Let's say the outside air is 0 degrees F and is at 20 percent relative humidity.  If we take a 100 cubic foot sample of this air and assume it holds 5 ounces of water when it is at 0 degrees and 20 percent relative humidity, what will happen to that air when we bring it into our house and raise the temperature to 70 degrees?  First of all, the 100 cubic foot space this air occupies will increase dramatically when it is heated to 70 degrees.  Instead of occupying 100 cubic feet this same quantity of air will occupy a much greater space.  If air is allowed to expand, heated air will always occupy a much greater space.
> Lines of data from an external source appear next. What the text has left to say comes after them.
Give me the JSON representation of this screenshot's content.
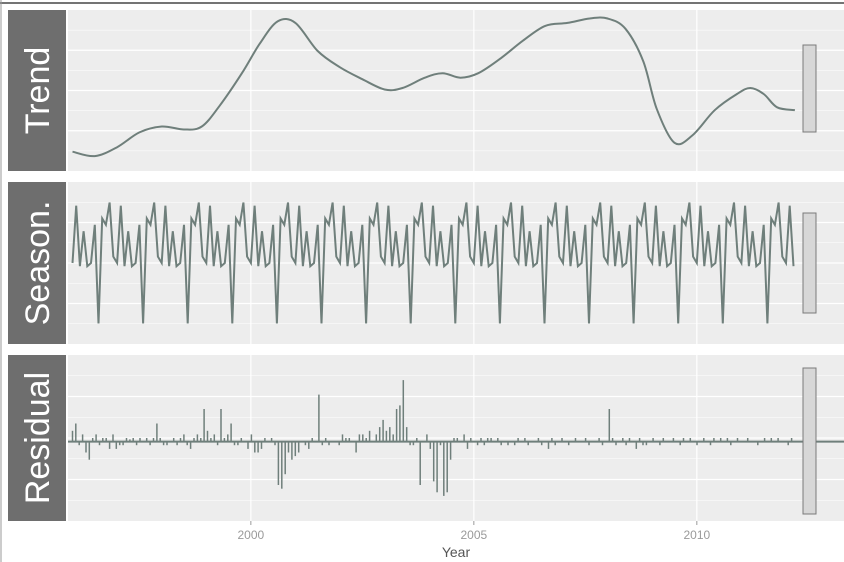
{
  "chart_data": {
    "type": "line",
    "xlabel": "Year",
    "x_ticks": [
      2000,
      2005,
      2010
    ],
    "xlim": [
      1995.9,
      2013.3
    ],
    "grid": true,
    "line_color": "#6f7f7b",
    "strip_color": "#6e6e6e",
    "panel_bg": "#ededed",
    "scale_bar_fill": "#d7d7d7",
    "panels": [
      {
        "name": "Trend",
        "type": "line",
        "ylim": [
          0,
          100
        ],
        "points": [
          [
            1996.0,
            9
          ],
          [
            1996.5,
            6
          ],
          [
            1997.0,
            12
          ],
          [
            1997.5,
            22
          ],
          [
            1998.0,
            26
          ],
          [
            1998.5,
            24
          ],
          [
            1998.9,
            26
          ],
          [
            1999.3,
            40
          ],
          [
            1999.8,
            62
          ],
          [
            2000.2,
            82
          ],
          [
            2000.6,
            97
          ],
          [
            2001.0,
            96
          ],
          [
            2001.5,
            77
          ],
          [
            2002.0,
            66
          ],
          [
            2002.5,
            58
          ],
          [
            2003.0,
            51
          ],
          [
            2003.4,
            52
          ],
          [
            2003.9,
            59
          ],
          [
            2004.3,
            62
          ],
          [
            2004.7,
            59
          ],
          [
            2005.1,
            62
          ],
          [
            2005.6,
            72
          ],
          [
            2006.1,
            84
          ],
          [
            2006.6,
            94
          ],
          [
            2007.1,
            96
          ],
          [
            2007.6,
            99
          ],
          [
            2008.0,
            99
          ],
          [
            2008.4,
            92
          ],
          [
            2008.8,
            70
          ],
          [
            2009.1,
            38
          ],
          [
            2009.5,
            15
          ],
          [
            2009.9,
            20
          ],
          [
            2010.4,
            37
          ],
          [
            2010.9,
            48
          ],
          [
            2011.2,
            52
          ],
          [
            2011.5,
            48
          ],
          [
            2011.8,
            39
          ],
          [
            2012.2,
            37
          ]
        ]
      },
      {
        "name": "Season.",
        "type": "line",
        "ylim": [
          -1.1,
          1.1
        ],
        "start_year": 1996.0,
        "end_year": 2012.2,
        "pattern": [
          0.0,
          0.9,
          -0.05,
          0.5,
          -0.05,
          0.0,
          0.6,
          -0.95,
          0.7,
          0.6,
          0.95,
          0.1
        ]
      },
      {
        "name": "Residual",
        "type": "bar",
        "ylim": [
          -1.0,
          1.1
        ],
        "start_year": 1996.0,
        "end_year": 2012.2,
        "values": [
          0.15,
          0.25,
          -0.05,
          0.1,
          -0.15,
          -0.25,
          0.05,
          0.1,
          -0.05,
          0.05,
          0.05,
          -0.1,
          0.1,
          -0.1,
          -0.05,
          -0.05,
          0.05,
          0.03,
          0.05,
          -0.05,
          0.05,
          0.0,
          0.05,
          -0.05,
          0.05,
          0.25,
          0.05,
          -0.05,
          -0.05,
          0.0,
          0.05,
          -0.05,
          0.05,
          0.1,
          -0.05,
          -0.1,
          0.05,
          0.1,
          0.05,
          0.45,
          0.15,
          0.05,
          0.1,
          -0.05,
          0.45,
          0.05,
          0.1,
          0.25,
          -0.05,
          -0.05,
          0.05,
          0.0,
          -0.1,
          0.1,
          -0.15,
          -0.15,
          -0.1,
          0.05,
          0.0,
          0.05,
          -0.05,
          -0.6,
          -0.65,
          -0.45,
          -0.15,
          -0.25,
          -0.2,
          -0.15,
          0.0,
          -0.05,
          -0.1,
          0.05,
          0.0,
          0.65,
          -0.05,
          0.05,
          -0.05,
          0.0,
          0.0,
          -0.05,
          0.1,
          0.05,
          0.05,
          0.0,
          -0.15,
          0.1,
          0.1,
          0.05,
          0.15,
          0.0,
          0.1,
          0.2,
          0.3,
          0.15,
          0.2,
          0.1,
          0.45,
          0.5,
          0.85,
          0.2,
          -0.05,
          -0.05,
          0.05,
          -0.6,
          0.0,
          0.1,
          -0.1,
          -0.55,
          -0.7,
          -0.05,
          -0.75,
          -0.7,
          -0.25,
          0.05,
          0.05,
          0.0,
          0.1,
          -0.1,
          0.05,
          0.0,
          -0.05,
          0.05,
          -0.05,
          0.05,
          0.05,
          0.0,
          0.05,
          -0.05,
          0.0,
          -0.05,
          0.0,
          -0.05,
          0.05,
          0.0,
          0.05,
          -0.05,
          0.0,
          0.0,
          0.05,
          -0.05,
          0.0,
          -0.1,
          0.05,
          -0.05,
          0.0,
          0.05,
          0.0,
          -0.05,
          0.0,
          0.05,
          0.0,
          0.0,
          0.05,
          -0.05,
          0.0,
          0.0,
          0.05,
          -0.05,
          0.0,
          0.45,
          0.05,
          -0.05,
          0.0,
          0.05,
          -0.05,
          0.05,
          0.0,
          -0.1,
          0.05,
          -0.05,
          -0.05,
          0.0,
          0.05,
          0.0,
          -0.05,
          0.05,
          0.0,
          0.0,
          0.05,
          0.0,
          -0.05,
          0.05,
          0.0,
          0.05,
          0.0,
          -0.05,
          0.0,
          0.05,
          0.0,
          -0.05,
          0.05,
          0.0,
          0.05,
          0.0,
          0.05,
          -0.05,
          0.0,
          0.05,
          0.0,
          0.0,
          0.05,
          0.0,
          0.0,
          -0.05,
          0.0,
          0.05,
          0.0,
          0.05,
          0.0,
          0.05,
          0.0,
          0.0,
          -0.05,
          0.05,
          0.0
        ]
      }
    ]
  }
}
Hopefully the picture is starting to become clear.  Let's go back to the outside air that contained 5 ounces of water at 0 degrees.  Now that we've brought the air inside the home and raised it to 70 degrees lets assume it occupies 200 cubic feet of space.  As you can see, five ounces of water contained within a much larger 200 cubic feet of space thins the solution out considerably.  All of those airborne water molecules are much farther apart and the air begins to feel dry.  Also the relative humidity of the air has decreased significantly, since not only has the air expanded to a much greater volume, but also warmer air is able to hold much more water at similar volumes as cold air.

Our homes are continually bringing in outside air to make up for air that is lost to the outside. There are many reasons our inside air is expelled to the outside such as exhaust from hot water heaters and furnaces.  When new air from the outside is brought in it immediately expands and the relative humidity of that air goes down.  This is why we need humidification in the winter.